On December 18, 2003, former Prime Minister and Congress MP Manmohan Singh, who was then leader of the Opposition in Rajya Sabha, had spoken in the Upper House in favour of giving citizenship to Hindus from Bangladesh who had taken refuge in India because of persecution.
— Yo Yo Funny Singh (@moronhumor) December 19, 2019
In the Rajya Sabha, Manmohan Singh who was yet to become country’s Prime Minister had said, “After the partition of our country, minorities in countries like Bangladesh have faced persecution, and it is our moral obligation that if circumstances force people, these unfortunate people, to seek refuge in our country, our approach to granting citizenship to these unfortunate persons should be more liberal.”
Clarifying the Congress party stand on the issue, the then Rajya Sabha leader of opposition Dr Singh had stated, “It is our moral obligation that if circumstances force people, these unfortunate people, to seek refuge in our country, our approach to granting citizenship to these unfortunate persons should be more liberal”.
“I sincerely hope that the Deputy Prime Minister (LK Advani) will bear this in mind in charting out the future course of action with regard to the Citizenship Act,” Singh had said in Rajya Sabha in 2003.
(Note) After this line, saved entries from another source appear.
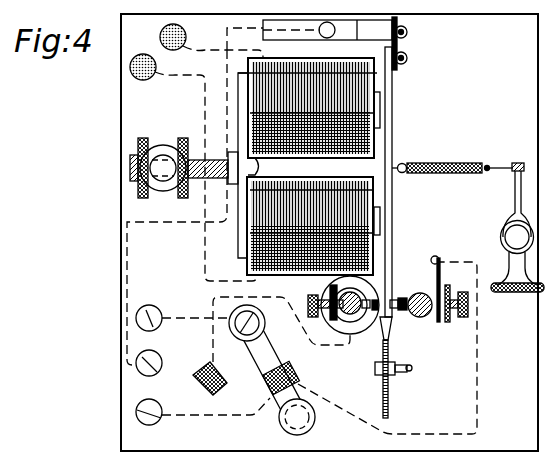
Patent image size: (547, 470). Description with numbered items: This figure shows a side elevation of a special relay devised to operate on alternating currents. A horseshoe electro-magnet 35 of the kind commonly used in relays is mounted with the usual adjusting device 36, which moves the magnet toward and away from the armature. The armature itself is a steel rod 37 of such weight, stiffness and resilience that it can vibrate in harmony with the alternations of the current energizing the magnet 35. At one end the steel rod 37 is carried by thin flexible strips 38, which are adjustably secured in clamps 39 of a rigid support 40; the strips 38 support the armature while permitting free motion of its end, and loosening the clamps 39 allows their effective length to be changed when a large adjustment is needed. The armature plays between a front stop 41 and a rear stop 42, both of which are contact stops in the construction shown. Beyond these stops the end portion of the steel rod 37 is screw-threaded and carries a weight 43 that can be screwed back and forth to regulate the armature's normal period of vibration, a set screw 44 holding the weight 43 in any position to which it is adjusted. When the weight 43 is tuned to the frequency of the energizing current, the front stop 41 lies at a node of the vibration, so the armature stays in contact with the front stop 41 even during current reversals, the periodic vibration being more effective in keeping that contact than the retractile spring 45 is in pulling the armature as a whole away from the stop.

The horseshoe electro-magnet 35 is at (350, 101).
The adjusting device 36 is at (197, 157).
The steel rod 37 is at (392, 142).
The thin flexible strips 38 is at (406, 30).
The clamps 39 is at (404, 45).
The rigid support 40 is at (331, 33).
The front stop 41 is at (368, 330).
The rear stop 42 is at (398, 313).
The weight 43 is at (391, 375).
The set screw 44 is at (406, 368).
The retractile spring 45 is at (448, 160).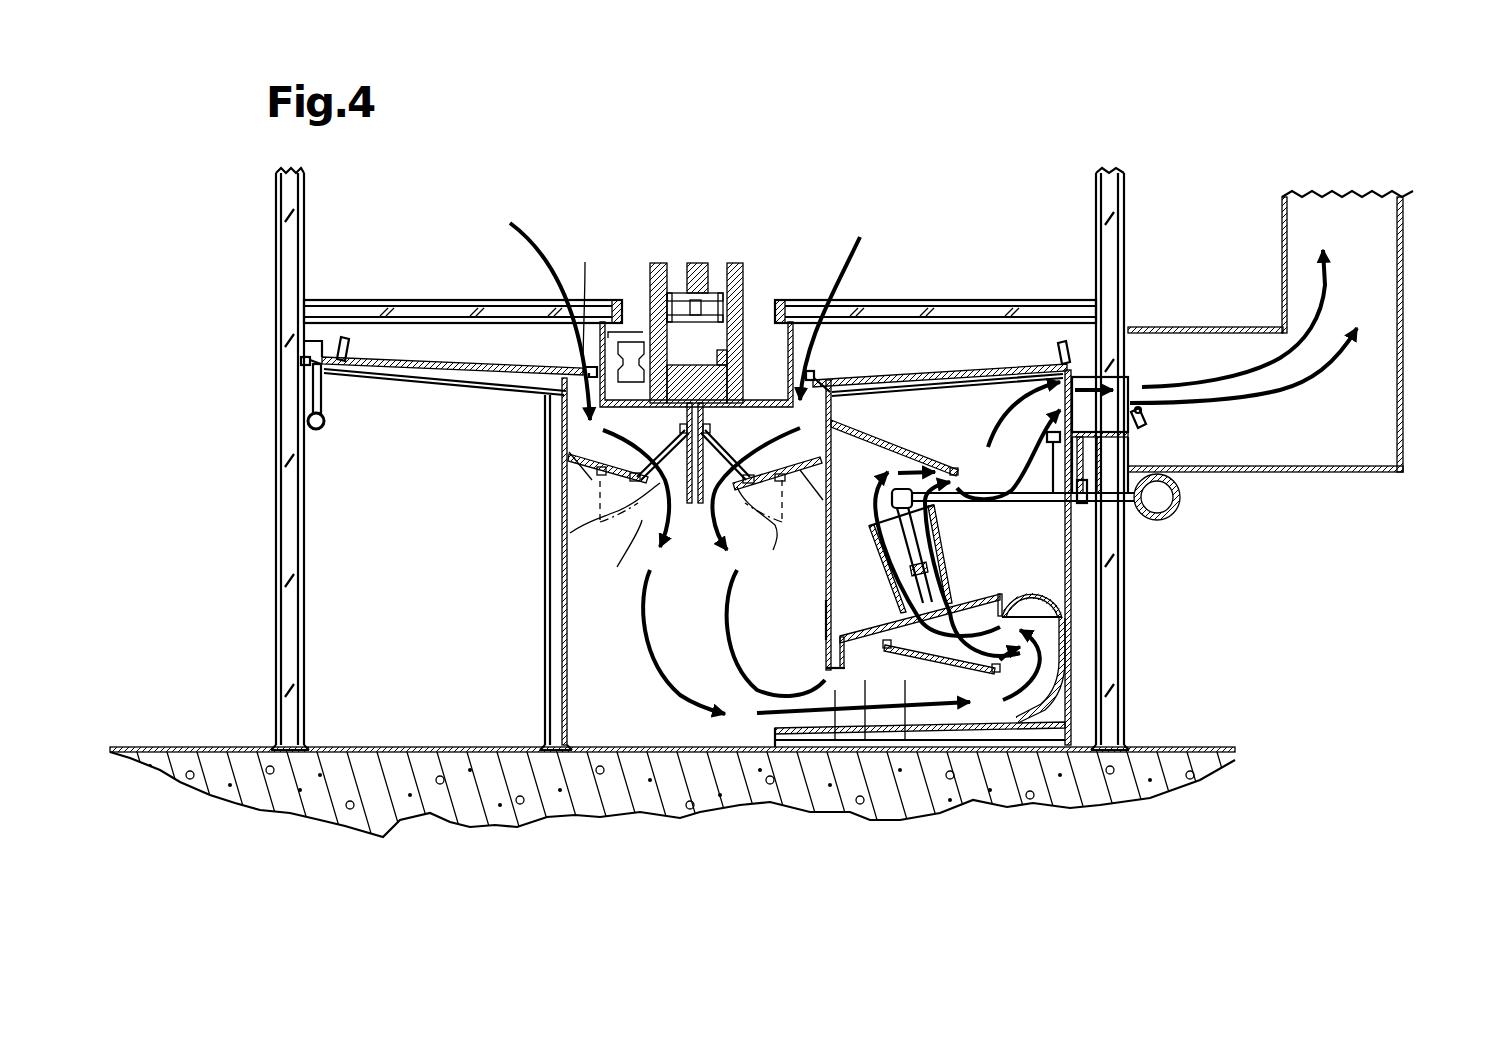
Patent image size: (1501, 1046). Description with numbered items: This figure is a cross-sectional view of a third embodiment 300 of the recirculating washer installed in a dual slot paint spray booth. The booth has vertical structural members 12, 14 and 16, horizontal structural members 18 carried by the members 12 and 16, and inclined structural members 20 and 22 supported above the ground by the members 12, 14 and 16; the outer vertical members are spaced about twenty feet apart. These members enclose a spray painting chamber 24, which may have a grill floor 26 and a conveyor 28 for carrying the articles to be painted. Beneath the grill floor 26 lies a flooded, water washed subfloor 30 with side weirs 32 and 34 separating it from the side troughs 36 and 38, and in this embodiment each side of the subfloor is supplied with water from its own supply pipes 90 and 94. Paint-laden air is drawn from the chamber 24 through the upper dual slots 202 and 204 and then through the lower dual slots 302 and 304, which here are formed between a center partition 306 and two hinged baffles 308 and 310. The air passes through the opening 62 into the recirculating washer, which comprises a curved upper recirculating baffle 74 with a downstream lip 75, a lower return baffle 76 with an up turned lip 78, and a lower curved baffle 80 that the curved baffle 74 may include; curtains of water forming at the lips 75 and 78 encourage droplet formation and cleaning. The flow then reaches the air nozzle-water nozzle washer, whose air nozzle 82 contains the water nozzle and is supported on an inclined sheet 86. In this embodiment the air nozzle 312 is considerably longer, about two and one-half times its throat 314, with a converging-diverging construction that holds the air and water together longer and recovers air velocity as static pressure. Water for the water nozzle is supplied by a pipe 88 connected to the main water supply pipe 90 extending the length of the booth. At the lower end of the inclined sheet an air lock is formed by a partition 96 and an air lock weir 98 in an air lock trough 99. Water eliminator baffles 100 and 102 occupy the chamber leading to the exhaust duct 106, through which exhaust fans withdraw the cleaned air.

The vertical structural member 12 is at (1111, 252).
The vertical structural member 14 is at (560, 580).
The vertical structural member 16 is at (286, 578).
The horizontal structural member 18 is at (423, 312).
The inclined structural member 20 is at (972, 372).
The inclined structural member 22 is at (437, 363).
The spray painting chamber 24 is at (928, 220).
The grill floor 26 is at (348, 300).
The conveyor 28 is at (650, 285).
The water washed subfloor 30 is at (505, 359).
The side weir 32 is at (348, 347).
The side weir 34 is at (1052, 358).
The side trough 36 is at (322, 343).
The side trough 38 is at (1082, 357).
The opening 62 is at (825, 684).
The upper recirculating baffle 74 is at (1052, 598).
The downstream lip 75 is at (1062, 627).
The lower return baffle 76 is at (953, 680).
The up turned lip 78 is at (998, 680).
The lower curved baffle 80 is at (1055, 710).
The air nozzle 82 is at (1071, 547).
The inclined sheet 86 is at (960, 570).
The pipe 88 is at (1027, 498).
The main water supply pipe 90 is at (308, 422).
The connecting pipe 94 is at (313, 386).
The partition 96 is at (835, 690).
The air lock weir 98 is at (905, 680).
The air lock trough 99 is at (865, 680).
The water eliminator baffle 100 is at (945, 440).
The water eliminator baffle 102 is at (1055, 438).
The exhaust duct 106 is at (1375, 395).
The upper dual slot 202 is at (590, 295).
The upper dual slot 204 is at (810, 373).
The recirculating washer 300 is at (1134, 657).
The lower dual slot 302 is at (617, 567).
The lower dual slot 304 is at (722, 535).
The center partition 306 is at (690, 507).
The hinged baffle 308 is at (600, 496).
The hinged baffle 310 is at (765, 538).
The air nozzle 312 is at (828, 541).
The throat 314 is at (830, 609).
The opposition parties, especially Congress has been expressing its resentment publicly against the Citizenship Act, 1955 on the pretext that it violated the ‘secular’ character of the country. Secondly, the parties claim that not allowing Muslim refugees from these countries is contravention to the fundamental rights of an individual under Article 14.
The Citizenship Amendment Bill seeks to amend the existing law in order to grant Indian nationality to Hindus, Sikhs, Buddhists, Jains, Parsis, and Christians, who come to India because of religious persecution in Bangladesh, Pakistan, and Afghanistan even if they do not possess proper documents.
The CAB will propose to amend the definition of illegal migrants, reduction in the number of years of residency period to obtain Indian citizenship through naturalisation and empower the Centre to cancel the registration of Overseas Citizen of India card in case of any violation.